Category Descriptive Accounts

Type Archaeology Notes

Permalink http://canmore.org.uk/event/706032

NL58SW 6 5486 8120

(NL 54868120) Dun (NR)

OS 6"map, Inverness-shire, 2nd ed., (1904)

The small island of Geirum More, on which a Dun is marked by the OS, is said to have the foundations of a church. There is a boat slip above high water on the eastward end: Not Visited.

RCAHMS 1928.

Wedderspoon (J Wedderspoon 1915) is probably referring to the same site when he notes some "ancient remains" on a small un-named rock in the sound between Mingulay and Barra-head. "The rock ... is inaccessible except from the side next Mingulay, where the face is terraced. These terraces may be partly artificial, as they lead by short traverses to the top, which is flat and covered with grass. A low stone breastwork occupies the face of the rock above the terraces, and the latter have been protected on the sea side with similar breastworks".

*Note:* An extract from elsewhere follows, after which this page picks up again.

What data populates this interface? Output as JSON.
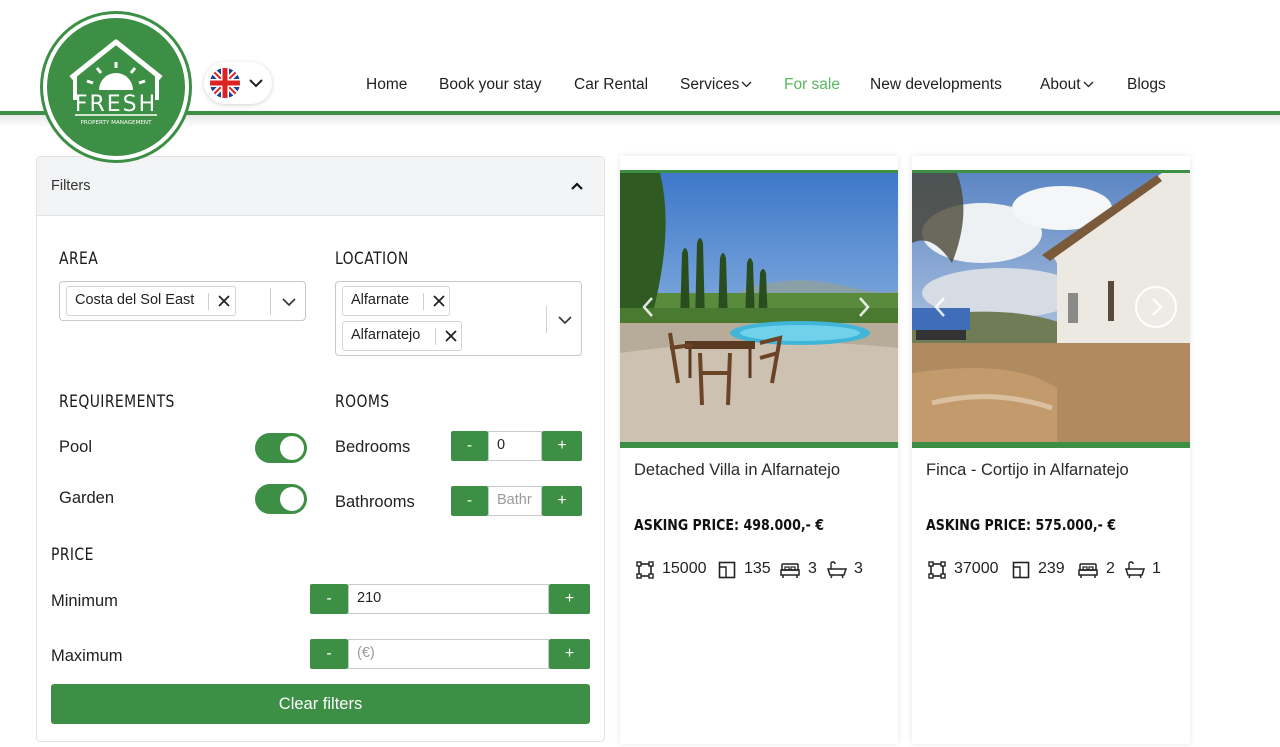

"As seen from the boat, the remains of those walls were from two to three feet in height, and built of dry stonework; the rock is at least 60 feet high, and as a place of defence it must have been impregnable."

J Wedderspoon 1915.

The small island of "Geirum More" is as described above, but no trace of a dun could be found on it. The breastworks mentioned by Wedderspoon (J Wedderspoon 1915) are, in fact, natural layers of rock strata and surround the N, E and S summit of the island.

In the NE sector of the top there are the remains of several oval shielings, and in the S at NL 5486 8120, a rectangular building measuring 7.6m by 4.3m, with walls 2.0m wide, surviving to a height of 0.7m. This building is orientated E and W and maybe the remains of a church or chapel, although it is of drystone construction with no trace of lime or shell mortar: the door, 0.7m wide, is at the E end and is marked by two large stones. These are respectively 1.0m and 0.5m high, and beside these stones, and on top of the tumble, there is a possible lintel stone 2.8m long by 0.4m wide by 0.2m thick. No further information could be obtained about this possible church or the alleged dun, although the existence of the shielings is well known locally.

Visited by OS (R B) 18 May 1965; J Wedderspoon 1915.The grassy summit of Geirum Mor contains ruins of (a) a rectangular building 7.6m by 4.3m, with its entrance 0.7m wide at its E end, 2.0m wide walls and surviving to a height of 0.7m. (b) an oval shieling 4.0m by 2.0m and 0.5m high. (c) an oval shieling 6.5m by 3.7m and 0.6m high. (d) an oval shieling 5.5m by 3.5m, grass-covered footings only. (e) a circular shieling 2.6m diameter and (f) an oval shieling 2.8m by 2.0m and 0.3m high.

Visited by OS 18 May 1965.

The remains of a subrectangular building were observed from a helicopter on the grass-grown top of this sea stack off the SW tip of the island of Mingulay. There is also a line of drystone wall at least five courses high, part way up the cliff on the E side of the stack. The walling appears to revet a terrace and part blocks the only accessible route to the top. The walling was identified from a boat and is probably the same as that described by Wedderspoon (1915).